40. Blondie: "X Offender"

Only Debbie Harry could turn the story of blondie bassist Gary Valentine, who was charged with rape at the age of 17 after impregnating his underage girlfriend, into a sexy girl group-inspired romp about a prostitute seducing a cop, transform. Although the song had a catchy Shangri-Las feel to it, with Harry singing the heart out of her with lines like "You wanted the love of a sex offender," the track wasn't a hit. But it established Blondie's aesthetic with a playful wink.

39. Black Flag: "Nervous Breakdown"

Black Flag’s debut single “Nervous Breakdown” from 1979 only lasts two minutes, with the band's desperate front man Keith Morris crowning his appearance with the scream “I just wanna diiiie”. When he gets there, you feel like you've been thrown through a meat grinder. It felt like a lot more than punk. Where the Ramones had approached the genre with fun and without exclusion three years earlier, Black Flag hated everything, including itself, and wanted to tear everything to pieces to give birth to hardcore. “I'm not going to apologize for stepping out of line,” Morris sang, and he has never said “sorry” since.

38. One Direction: "What Makes You Beautiful"

Every boy band has a song that reminds a girl that she is special and beautiful to her. One Direction started their entire careers with exactly this statement: "What Makes You Beautiful" is a pop confection that is about how perfect you are for them.
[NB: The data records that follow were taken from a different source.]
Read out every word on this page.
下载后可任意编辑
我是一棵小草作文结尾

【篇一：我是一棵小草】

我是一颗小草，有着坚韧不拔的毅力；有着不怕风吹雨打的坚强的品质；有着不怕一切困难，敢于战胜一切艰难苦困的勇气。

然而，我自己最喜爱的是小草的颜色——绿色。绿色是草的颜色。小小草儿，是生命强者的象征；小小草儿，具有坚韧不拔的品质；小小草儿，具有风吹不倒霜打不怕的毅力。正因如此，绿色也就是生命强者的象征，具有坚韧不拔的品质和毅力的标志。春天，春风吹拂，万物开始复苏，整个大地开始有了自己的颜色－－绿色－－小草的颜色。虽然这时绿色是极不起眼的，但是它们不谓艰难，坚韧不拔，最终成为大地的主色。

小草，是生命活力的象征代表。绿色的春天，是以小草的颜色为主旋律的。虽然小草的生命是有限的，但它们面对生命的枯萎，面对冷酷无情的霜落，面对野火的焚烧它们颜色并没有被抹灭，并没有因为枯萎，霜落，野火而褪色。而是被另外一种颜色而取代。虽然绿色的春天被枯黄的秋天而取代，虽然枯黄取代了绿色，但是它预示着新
It was the ideal introduction for these five boys to a heavenly, playful, guitar and cowbell carried anthem built to be sung back to the boys by thousands of screaming girls in a stadium. Though One Direction split up to pursue solo careers, this impeccable debut remains hugely popular with former members, and most of them have performed the song on solo shows to the thrill of their longtime fans.

Editor's recommendation

37th Wu-Tan Clan: "Protect Ya Neck"

In 1992, eight men walked into Firehouse Studios in New York, paid the owner $ 300 (in quarter-dollar coins!) And came out with some of the rawest and most original verse ever recorded. "There were so many people in the control room and everyone had an opinion," said Firehouse sound engineer Blaise Dupuy in 2018. Supported by a low-budget video that looked like a fly on the wall, the song was supposed to be the template of the Set group for decades. Almost 30 years later, it's easy to see why Questlove called the song the "purest uncut entry" on their list of top hip-hop songs of all time.
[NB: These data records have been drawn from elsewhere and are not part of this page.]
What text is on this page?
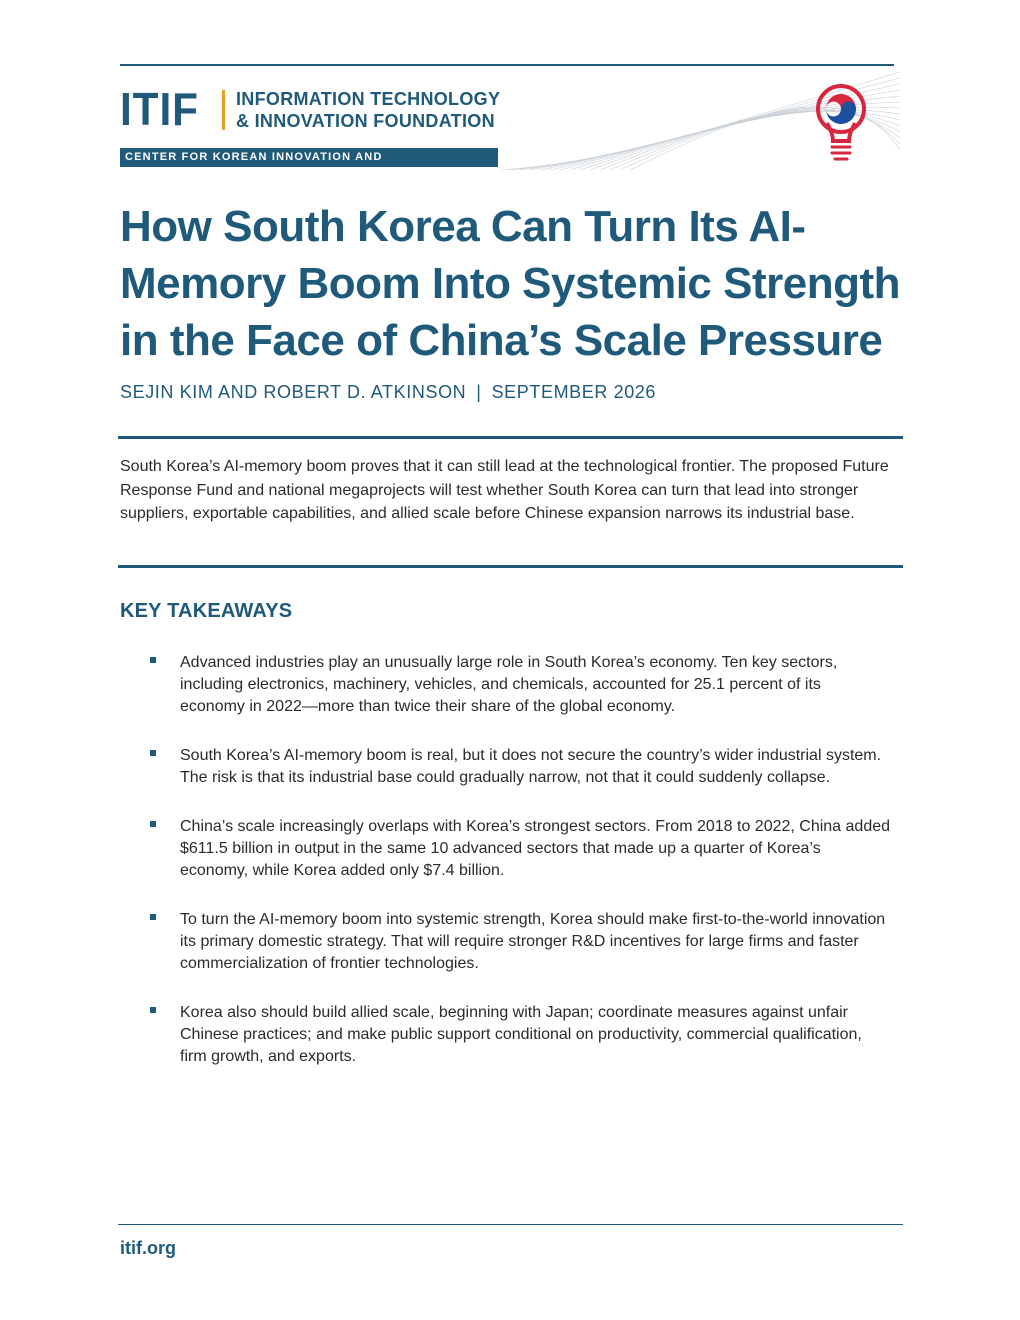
ITIF INFORMATION TECHNOLOGY
& INNOVATION FOUNDATION
CENTER FOR KOREAN INNOVATION AND COMPETITIVENESS
How South Korea Can Turn Its AI-Memory Boom Into Systemic Strength in the Face of China’s Scale Pressure
SEJIN KIM AND ROBERT D. ATKINSON | SEPTEMBER 2026

South Korea’s AI-memory boom proves that it can still lead at the technological frontier. The proposed Future Response Fund and national megaprojects will test whether South Korea can turn that lead into stronger suppliers, exportable capabilities, and allied scale before Chinese expansion narrows its industrial base.

KEY TAKEAWAYS
Advanced industries play an unusually large role in South Korea’s economy. Ten key sectors, including electronics, machinery, vehicles, and chemicals, accounted for 25.1 percent of its economy in 2022—more than twice their share of the global economy.
South Korea’s AI-memory boom is real, but it does not secure the country’s wider industrial system. The risk is that its industrial base could gradually narrow, not that it could suddenly collapse.
China’s scale increasingly overlaps with Korea’s strongest sectors. From 2018 to 2022, China added $611.5 billion in output in the same 10 advanced sectors that made up a quarter of Korea’s economy, while Korea added only $7.4 billion.
To turn the AI-memory boom into systemic strength, Korea should make first-to-the-world innovation its primary domestic strategy. That will require stronger R&D incentives for large firms and faster commercialization of frontier technologies.
Korea also should build allied scale, beginning with Japan; coordinate measures against unfair Chinese practices; and make public support conditional on productivity, commercial qualification, firm growth, and exports.
itif.org
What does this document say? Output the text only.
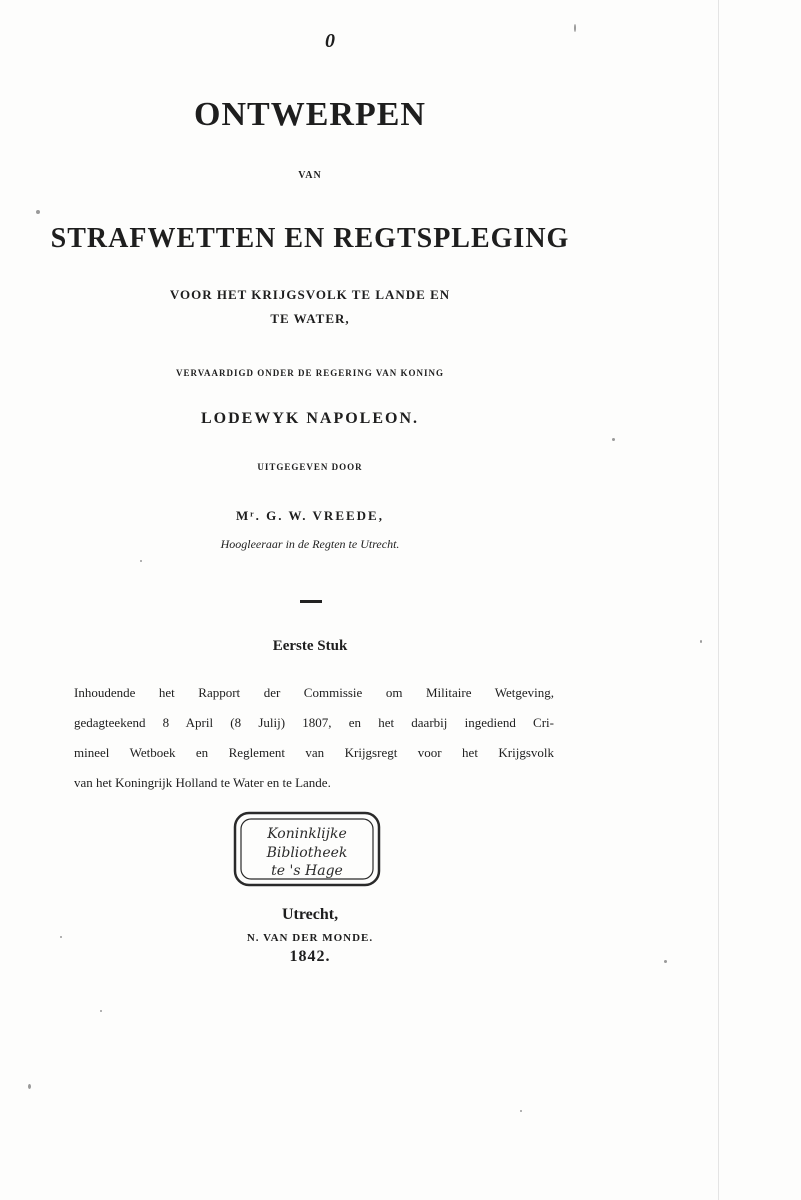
0
ONTWERPEN
VAN
STRAFWETTEN EN REGTSPLEGING
VOOR HET KRIJGSVOLK TE LANDE EN
TE WATER,
VERVAARDIGD ONDER DE REGERING VAN KONING
LODEWYK NAPOLEON.
UITGEGEVEN DOOR
Mʳ. G. W. VREEDE,
Hoogleeraar in de Regten te Utrecht.
Eerste Stuk
Inhoudende het Rapport der Commissie om Militaire Wetgeving,
gedagteekend 8 April (8 Julij) 1807, en het daarbij ingediend Cri-
mineel Wetboek en Reglement van Krijgsregt voor het Krijgsvolk
van het Koningrijk Holland te Water en te Lande.
Koninklijke
Bibliotheek
te 's Hage
Utrecht,
N. VAN DER MONDE.
1842.
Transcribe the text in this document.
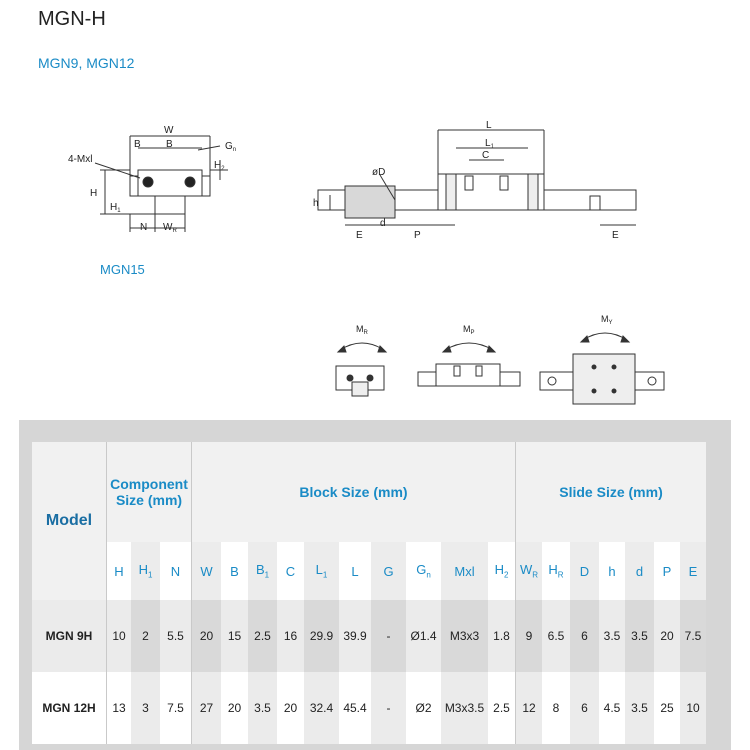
MGN-H
MGN9, MGN12
MGN15
W
B	B	$G_n$
4-Mxl
H
$H_1$
$H_2$
N $W_R$
L
$L_1$
C
øD
h
d
E	P	E
$M_R$	$M_P$
$M_Y$
Model	Component Size (mm)			Block Size (mm)										Slide Size (mm)						
	H	$H_1$	N	W	B	$B_1$	C	$L_1$	L	G	$G_n$	Mxl	$H_2$	$W_R$	$H_R$	D	h	d	P	E
MGN 9H	10	2	5.5	20	15	2.5	16	29.9	39.9	-	Ø1.4	M3x3	1.8	9	6.5	6	3.5	3.5	20	7.5
MGN 12H	13	3	7.5	27	20	3.5	20	32.4	45.4	-	Ø2	M3x3.5	2.5	12	8	6	4.5	3.5	25	10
36. The Eagles: "Take It Easy"

Nothing heralded the carefree wave of Californian 70s rock like “Take It Easy”, written by the two kings of the genre: Jackson Browne and Glenn Frey. The Eagles emerged from Linda Ronstadt's backing band, and "Take It Easy" showed off their skills as a standalone rock group, from Don Henley's drums to Bernie Leadon's boisterous banjo. With “Take It Easy” they set the tone for the whole of Los Angeles at the beginning of the decade, where peaceful, laid-back people took peyote, hung out in the desert and pushed it to the limit one or more times.

Editor's recommendation

35. Frank Ocean: "Novacane"

In a way, Frank Ocean's “Novacane” was a false advertisement.Released the same year that The Weeknd caught critics' attention during the so-called “PBR & B” wave, Ocean's LA noir tale about a sedative interaction with a dentistry student at Coachella appeared like a sibling to Abel Tesfaye's drug-operated, “ghostly strip club "-Aesthetics. But “Novacane” does not indulge itself in the intoxication; Much like any attempt at a failed human connection, it hypnotizes you before it hollowed you out. It was just a taste of Ocean's brilliantly enigmatic work to come.